Monday, October 15, 2007

Prevorce?

The October 14 New York Times Magazine featured an extensive series of articles and polls that took a close look at what wealth means to the city's over 8 million residents. As a former, briefly-tenured, New Yorker my favorite stat was that only 51% of those polled "think that living in New York City is worth what it costs."

You only find out about the five months of winter AFTER you move there

Since I moved away from NYC, I've had to field many questions as to why I wanted to leave. My favorite answer is "New York is a city designed for the very young or the very wealthy, and by the time we left Mrs. Word Player and I were neither."

According to Mercer's 2007 Worldwide Cost of Living Survey, NYC is the most expensive city in North America (and 15th in the world- shockingly, Moscow edged London for the top spot). I remember a NYTimes article from a few years ago that really took the wind out my sails about NY. It's premise was basically that a married couple with two kids and an annual household income of $1 million could only break even living in Manhattan.

Depressing, no? In 2001, we paid $2000 a month for a 450 sq.ft. apartment in Manhattan... I shudder to think what it's going for now.

Anyway, this Sunday's Magazine had an article on the "superspecialized workers who serve the supperrich" of NYC, such as nannies, party planners, etc. One guy's profession in particular caught my eye- William D. Zabel, Postnup Lawyer.

If you're a "nonmoneyed spouse", this man is the Angel of Death

"What the hell is a postnup?!" I wondered. Here's the blurb from the magazine:

Postnups” — or postnuptial agreements — “are usually for couples without prenups,” says Zabel, a trusts and estates lawyer with Schulte, Roth & Zabel. Why people get postnups: “Either the nonmoneyed spouse — usually the wife — in a 30-to-40-year marriage wants to know what she’s worth and gain some financial security, or the moneyed spouse in a newer relationship — usually the husband, and these days, often a young hedge-fund manager — wants to see if the wife is in it for the money and wants to cap the assets paid out if the marriage were to end in divorce.” Do his postnup negotiations ever lead to divorce? They usually help a marriage, because “everybody knows where they stand.”

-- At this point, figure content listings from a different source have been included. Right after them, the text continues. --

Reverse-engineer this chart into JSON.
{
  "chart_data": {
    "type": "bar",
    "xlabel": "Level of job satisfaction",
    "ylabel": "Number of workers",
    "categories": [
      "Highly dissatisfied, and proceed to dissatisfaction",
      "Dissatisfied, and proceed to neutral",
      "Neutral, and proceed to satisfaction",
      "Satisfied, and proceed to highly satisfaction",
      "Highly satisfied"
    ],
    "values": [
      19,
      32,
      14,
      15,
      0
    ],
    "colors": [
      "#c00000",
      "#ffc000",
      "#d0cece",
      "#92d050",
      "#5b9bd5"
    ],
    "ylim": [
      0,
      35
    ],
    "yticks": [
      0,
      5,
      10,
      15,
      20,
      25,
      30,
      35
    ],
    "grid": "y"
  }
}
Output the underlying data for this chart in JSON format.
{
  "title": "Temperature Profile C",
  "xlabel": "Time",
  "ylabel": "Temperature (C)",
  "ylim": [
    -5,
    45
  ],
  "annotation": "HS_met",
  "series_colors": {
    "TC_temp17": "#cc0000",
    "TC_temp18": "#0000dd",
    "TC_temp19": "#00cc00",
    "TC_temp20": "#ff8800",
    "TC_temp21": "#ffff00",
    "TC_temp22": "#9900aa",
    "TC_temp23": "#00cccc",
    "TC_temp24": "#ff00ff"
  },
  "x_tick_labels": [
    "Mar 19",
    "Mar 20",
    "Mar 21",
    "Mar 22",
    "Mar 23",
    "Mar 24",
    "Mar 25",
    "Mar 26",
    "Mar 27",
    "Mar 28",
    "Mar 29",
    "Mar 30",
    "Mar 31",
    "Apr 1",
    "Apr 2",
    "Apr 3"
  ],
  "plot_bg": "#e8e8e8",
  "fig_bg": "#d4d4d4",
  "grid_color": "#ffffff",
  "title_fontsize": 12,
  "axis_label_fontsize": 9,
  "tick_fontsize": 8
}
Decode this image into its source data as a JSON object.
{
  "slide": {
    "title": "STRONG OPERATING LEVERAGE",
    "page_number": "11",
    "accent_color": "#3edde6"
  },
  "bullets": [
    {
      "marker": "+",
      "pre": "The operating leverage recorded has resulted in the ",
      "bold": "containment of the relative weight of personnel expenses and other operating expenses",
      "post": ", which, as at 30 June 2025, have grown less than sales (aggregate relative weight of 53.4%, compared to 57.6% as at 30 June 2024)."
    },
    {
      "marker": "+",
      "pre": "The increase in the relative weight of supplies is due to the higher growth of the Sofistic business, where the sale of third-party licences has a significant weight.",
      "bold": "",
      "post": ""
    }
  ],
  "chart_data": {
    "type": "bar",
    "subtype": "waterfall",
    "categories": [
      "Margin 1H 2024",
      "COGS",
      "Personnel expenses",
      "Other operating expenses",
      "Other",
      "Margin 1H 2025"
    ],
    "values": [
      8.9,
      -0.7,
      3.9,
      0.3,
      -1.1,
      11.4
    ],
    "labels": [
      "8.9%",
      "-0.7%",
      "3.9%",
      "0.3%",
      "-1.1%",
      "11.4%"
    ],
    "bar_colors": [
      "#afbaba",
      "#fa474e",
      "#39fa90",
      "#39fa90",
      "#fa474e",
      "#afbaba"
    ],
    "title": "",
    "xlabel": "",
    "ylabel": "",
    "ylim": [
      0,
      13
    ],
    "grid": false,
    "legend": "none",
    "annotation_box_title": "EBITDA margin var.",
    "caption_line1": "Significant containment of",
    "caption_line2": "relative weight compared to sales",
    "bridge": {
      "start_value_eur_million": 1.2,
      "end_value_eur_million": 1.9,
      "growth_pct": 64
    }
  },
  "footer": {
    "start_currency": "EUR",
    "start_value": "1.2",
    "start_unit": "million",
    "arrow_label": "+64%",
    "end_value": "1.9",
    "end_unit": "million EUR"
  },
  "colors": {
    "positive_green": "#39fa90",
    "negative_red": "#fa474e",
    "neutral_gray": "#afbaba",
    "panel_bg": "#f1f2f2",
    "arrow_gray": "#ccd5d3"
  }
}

Although I'd never heard of such a thing, my gut was in instant disagreement with Zabel's assertion that postnups usually help a marriage. After discovering that "postnuptial agreement" isn't even in the dictionary (though "prenuptial agreement" is), I poked around a little more and found a Time article from 2001 that made more sense to me.

After shocking me (I'm easily shockable these days apparently) with the stat that 20% of newly married couples get prenups, the article lists other reasons that couples get a postnup, including dramatic changes in finances from an inheritance, protection from liabilities one of the spouses may be experiencing in business, and controlling inheritance paths in blended families.

Blake Edwards' films contained hilarious/terrifying perspectives of marriage

I am a happily married man, and admittedly naïve when it comes to marital ruthlessness , but I have been around the block enough to understand (to a certain degree, anyway) why a party with a sizeable amount of wealth wants to protect themselves from someone entering into marriage under false pretenses.

What I don't understand is how any spouse could feel anything but impending doom if, after their marriage partner inherited a big chunk of change, called in the lawyers to cap how much they could get in the event of a divorce. Wouldn't that signal something awful on the horizon if it happened to you? Or am I just being Mr. Sensitive Guy?